テイクダウンを取った私。そのままマウント・ポジションになった。
このチャンスを逃がしてはいけないんだけど、意気込んでるのはいいんだけど、アレ? 私、何をすればいいのかしら?
鳥海さんの両肩はマットについているし、フォールすればいいのかな?
やっぱり数週間の特訓なんて付け焼刃に過ぎないのね。自分が有利なのに、フィニッシュにもっていくアイディアが全然ないんですけど!
とりあえず鳥海さんに覆いかぶさってみる。
鳥海さんはありったけの力で跳ね除けようとするし、私もうまくフォールができない。
鳥海さんはそのままロープ際まで私をお腹に乗せたままにじり寄ってロープに足を掛けた。
ロープ・ブレイクだ。
(何やってんだ、私! バカバカバカ!)
レフリーの源田さんに促されて二人はリング中央に戻された。
「ファイッ!」
直ぐに源田さんの鋭い声で再び組み合う私と鳥海さん。
するとまたあの感覚—―頭の中が透明になったみたいに澄んで、そこに他の人の意識が入ってきて勝手に私の身体を動かすような―—に陥ったの。
また景色はモノクロームになって、すべてがスローモーションに。
また鳥海さんの呼吸、筋肉の動き、全部が私には分かる。
意外とさっきのテイクダウンからマウントポジションに至る一連の流れは、アマレスで実績のある鳥海さんをもビックリさせてしまったみたい。
明らかに鳥海さんは焦っている。
私はラッキーだ。別意識が私を支配しているのではない。
これは、私の隠れていた本能なのかもしれない。
集中力が極限まで高まると、私の脳は情報収集能力を最大値に振る。そしてその代償として景色の色を取り上げるんだわ。
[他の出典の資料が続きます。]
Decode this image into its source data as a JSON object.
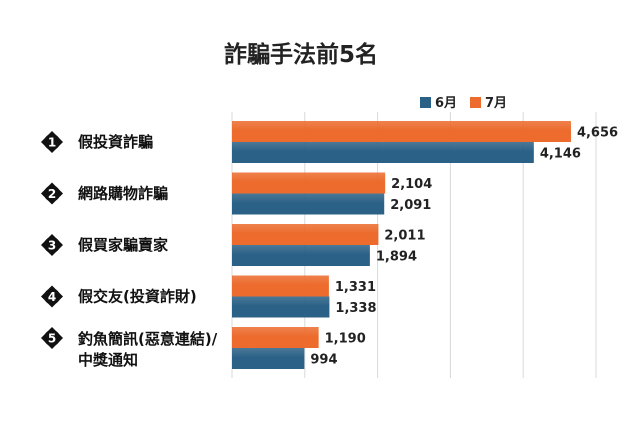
{
  "chart_data": {
    "type": "bar",
    "orientation": "horizontal",
    "title": "詐騙手法前5名",
    "categories": [
      [
        "假投資詐騙"
      ],
      [
        "網路購物詐騙"
      ],
      [
        "假買家騙賣家"
      ],
      [
        "假交友(投資詐財)"
      ],
      [
        "釣魚簡訊(惡意連結)/",
        "中獎通知"
      ]
    ],
    "rank_badges": [
      "1",
      "2",
      "3",
      "4",
      "5"
    ],
    "series": [
      {
        "name": "7月",
        "color": "#ec6b2d",
        "values": [
          4656,
          2104,
          2011,
          1331,
          1190
        ],
        "value_labels": [
          "4,656",
          "2,104",
          "2,011",
          "1,331",
          "1,190"
        ]
      },
      {
        "name": "6月",
        "color": "#2b6186",
        "values": [
          4146,
          2091,
          1894,
          1338,
          994
        ],
        "value_labels": [
          "4,146",
          "2,091",
          "1,894",
          "1,338",
          "994"
        ]
      }
    ],
    "legend_order": [
      "6月",
      "7月"
    ],
    "legend_position": "top-right",
    "xlim": [
      0,
      5000
    ],
    "grid": "vertical",
    "badge_color": "#111111"
  }
}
さっきの試合で目を瞑りそうになった時、お父さんが、こんなことを言っていたのを思い出した。
◇ ◇ ◇ ◇ ◇ ◇
「なあ、夏南。何か突然自分の身に危機が迫った時、お前ならどうする?」
そうお父さんが唐突に聞いてきたのは、私が小学校2年生の頃だ。
「私、怖くて目を瞑っちゃうな」
「そうか。でもな、夏南。そんな危ない瞬間に目を瞑った瞬間に運命から見放されてしまうんだ。逆に目を見開いて、興味深くその『起こっていること』に集中してご覧?」
「すると、どうなるの? お父さん」
「きっとその危機を乗り越える。夏南にはそれまで分からなかった能力が一気に花開くんだ」
「へえー」
◇ ◇ ◇ ◇ ◇ ◇
まだお父さんが「あの事件」に巻き込まれる前の話。
私はお父さんが言ったそのことを実際に体験することなく大人になった。
正確に言えば生死に関わるような事ではないのかもしれないけど、目を瞑ったら痛い目に遭う。
そして試合に負ける。
私は大きく目を見開いていたんだ。
そしてお父さんの言っていることが、本当だと云う事を理解した。